Sur le chantier, certains propriétaires avaient les larmes aux yeux :
« Ce sont les terres de nos ancêtres. Nous avons accepté le développement, mais pas qu’on nous humilie. Nous voulons juste ce qui nous revient », lance une femme d’un certain âge, la voix serrée par l’émotion.
Les manifestants se disent épuisés, délaissés, et trahis par un système qu’ils ont pourtant toujours respecté.
Alliances-CI se défend : « Nous avons versé la totalité des droits »
De son côté, la société Alliances-CI assure avoir respecté toutes ses obligations.
Dans une communication adressée à la presse, l’entreprise à capitaux marocains affirme avoir versé l’intégralité des droits coutumiers à l’AGEF (Agence de Gestion Foncière), structure étatique chargée de purger les droits coutumiers des ayant-droits. Mais sur le terrain, une réalité différente se constate :
De nombreux propriétaires affirment n’avoir rien reçu, ou seulement une petite partie des montants attendus.
Pour eux, le nœud du problème est simple. Il relève d’une logique :
« Si Alliances a payé, pourquoi l’argent ne nous parvient pas ? Qui le bloque ? Qui détourne ? Qui nous ment ? »
L’absence d’une réponse claire renforce la colère et la méfiance.
Un malaise profond : quand les projets avancent mais que les vies restent bloquées
Ce sit-in n’est pas un simple mouvement d’humeur. Il traduit une douleur sociale, celle de familles qui voient leurs terres transformées en immeubles modernes… alors qu’elles-mêmes vivent encore dans l’incertitude, parfois sans compensation, parfois sans logements décents, alors même que ce sont leurs terres qui servent de fondement à ces chantiers. Pour beaucoup, l’arrêt des travaux est un symbole
« Si nos droits sont ignorés, le chantier ne peut pas avancer. Le développement doit être juste, pas à nos dépens. »

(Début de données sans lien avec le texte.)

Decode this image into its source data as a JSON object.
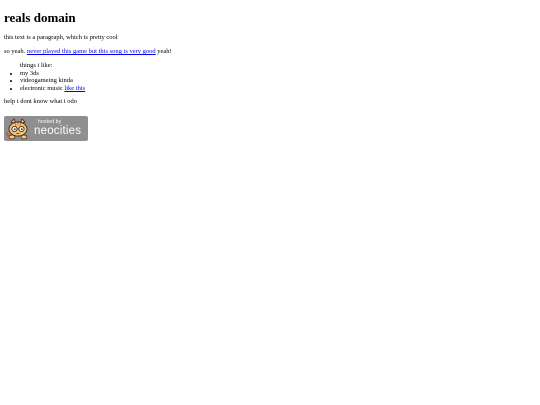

La population demande une médiation urgente. Face au blocage, les propriétaires appellent l’État, les autorités coutumières et les institutions foncières à ouvrir un dialogue transparent. Le collectif insiste sur la nécessité d’un audit indépendant – sur l’identification claire des montants réellement versés et sur la répartition effective et équitable des droits coutumiers
Une affaire qui dépasse Ebimpé
Cette crise met en lumière une problématique nationale : la gestion des droits coutumiers dans les grands projets immobiliers en Côte d’Ivoire. Chaque année, des centaines de familles cèdent leurs terres à des promoteurs, espérant une vie meilleure. Mais trop souvent, les compensations se perdent entre administrations, commissions et mauvaises pratiques. Le cas d’Ebimpé, désormais sous les projecteurs, pourrait devenir un dossier test pour toute la gestion foncière du pays. En attendant… le chantier est silencieux. Ce lundi matin, les machines sont à l’arrêt. Le béton ne coule plus. Les échafaudages sont vides. Et au milieu du chantier figé, un panneau improvisé résume la situation : « Pas de justice, pas de chantier. »
Le sit-in des propriétaires terriens d’Ebimpé n’est pas seulement un conflit financier. C’est un cri du cœur, celui de familles qui demandent transparence, respect et dignité. La balle est désormais dans le camp des autorités compétentes, qui devront clarifier ce dossier… avant que la colère ne se transforme en désespoir.